The disclosed technology regards a method and system for removing sodium chloride from wastewater. The disclosed technology further regards a method and system for treating wastewater from hydraulic fracturing.
Industries like the oil and gas industry generate high volumes of wastewater containing suspended solids, oil, impurities as well as sodium chloride and calcium chloride. Many of these industries generate high volumes of wastewater, which they dispose of by deep well injection or through wastewater treatment facilities. The cost of wastewater disposal and treatment is significant, and may be the source of recent earthquakes and other environmental concerns.

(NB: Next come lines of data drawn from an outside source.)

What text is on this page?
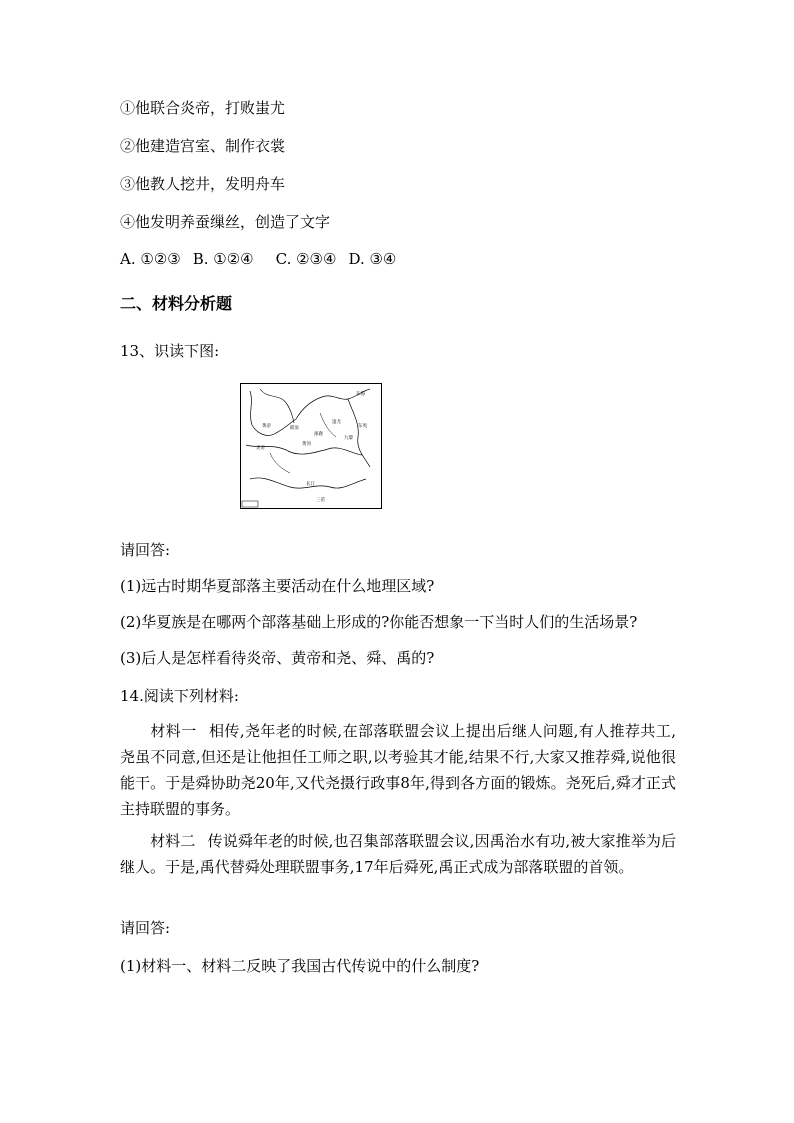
①他联合炎帝，打败蚩尤
②他建造宫室、制作衣裳
③他教人挖井，发明舟车
④他发明养蚕缫丝，创造了文字
A. ①②③ B. ①②④ C. ②③④ D. ③④
二、材料分析题
13、识读下图:
黄帝
炎帝
蚩尤
黄河
长江
三苗
涿鹿
阪泉
九黎
东夷
东海
请回答:
(1)远古时期华夏部落主要活动在什么地理区域?
(2)华夏族是在哪两个部落基础上形成的?你能否想象一下当时人们的生活场景?
(3)后人是怎样看待炎帝、黄帝和尧、舜、禹的?
14.阅读下列材料:
材料一 相传,尧年老的时候,在部落联盟会议上提出后继人问题,有人推荐共工,尧虽不同意,但还是让他担任工师之职,以考验其才能,结果不行,大家又推荐舜,说他很能干。于是舜协助尧20年,又代尧摄行政事8年,得到各方面的锻炼。尧死后,舜才正式主持联盟的事务。
材料二 传说舜年老的时候,也召集部落联盟会议,因禹治水有功,被大家推举为后继人。于是,禹代替舜处理联盟事务,17年后舜死,禹正式成为部落联盟的首领。
请回答:
(1)材料一、材料二反映了我国古代传说中的什么制度?
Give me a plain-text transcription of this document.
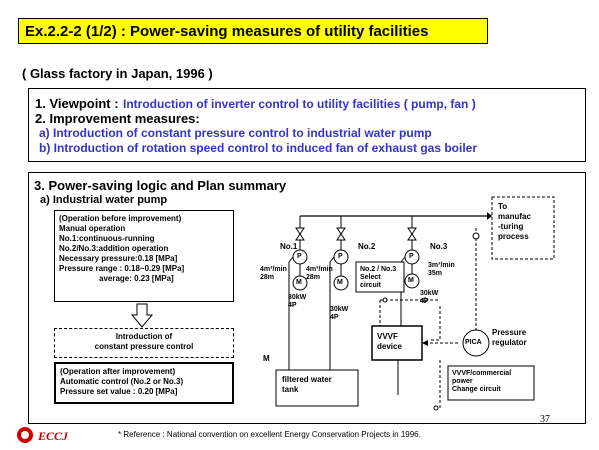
Ex.2.2-2 (1/2) : Power-saving measures of utility facilities
( Glass factory in Japan, 1996 )
1. Viewpoint : Introduction of inverter control to utility facilities ( pump, fan )
2. Improvement measures:
a) Introduction of constant pressure control to industrial water pump
b) Introduction of rotation speed control to induced fan of exhaust gas boiler
3. Power-saving logic and Plan summary
a) Industrial water pump
(Operation before improvement)
Manual operation
No.1:continuous-running
No.2/No.3:addition operation
Necessary pressure:0.18 [MPa]
Pressure range : 0.18~0.29 [MPa]
average: 0.23 [MPa]
Introduction of
constant pressure control
(Operation after improvement)
Automatic control (No.2 or No.3)
Pressure set value : 0.20 [MPa]
No.1	No.2	No.3
To
manufac
-turing
process
P	P	P
M	M	M
4m³/min
28m
4m³/min
28m
3m³/min
35m
30kW
4P
30kW
4P
30kW
4P
No.2 / No.3
Select
circuit
VVVF
device	PICA
Pressure
regulator
M
filtered water
tank
VVVF/commercial
power
Change circuit
ECCJ	* Reference : National convention on excellent Energy Conservation Projects in 1996.
37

Of particular note, present methods and systems that treat wastewater to remove suspended solids, oil and other impurities, often generate additional sodium chloride and calcium chloride in the treatment of the water (this pretreated water with sodium chloride and calcium chloride is often referred to as ‘salt brine’), and then remove sodium chloride from the water in the same step as clean water removal (by evaporation, distillation or otherwise). However, in doing so the sodium chloride may precipitate, which precipitate plugs the apparatus facilitating the removal of clean water, causing equipment damage and downtime for repair. Using the novel methods of the present technology, this problem is overcome by precipitating out the sodium chloride prior to moving the water into the concentrator system or other dewatering apparatus.
By means of the disclosed method and system, the sodium chloride is precipitated out of the salt brine and removed before the removal of clean water. The sodium chloride precipitate may be high purity sodium chloride (>98%), depending on the effectiveness of the pretreatment process applied, noting that any impurities that remain in the salt brine and a small amount of calcium chloride may precipitate with the sodium chloride or be present in the moist sodium chloride removed from the system and dried. The remaining calcium chloride in solution (after precipitation of the sodium chloride) may be captured for other uses, and/or dewatered and recycled through the methods and system of the disclosed technology. Clean water captured in the dewatering process may then be returned to the environment or used for other purposes. Because the remaining brine is substantially free of sodium chloride, the dewatering process may be easily controlled to avoid the plugging issues of the prior art.
Therefore, the disclosed methods and systems provide a less expensive means to pretreat and separate industrial wastewaters into various saleable or disposable products, including high purity sodium chloride crystals, liquid calcium chloride and clean water. Specifically, simpler and less expensive evaporators (e.g., plate and frame heat exchangers) or similar technology for dewatering the brine solution may be used by the systems and methods of the present technology because the sodium chloride has been precipitated out and removed from the brine before the dewatering process. It is also anticipated that by simplifying the removal of clean water from the salt brine, a multi-effect evaporator can be employed to decrease total system energy consumption costs.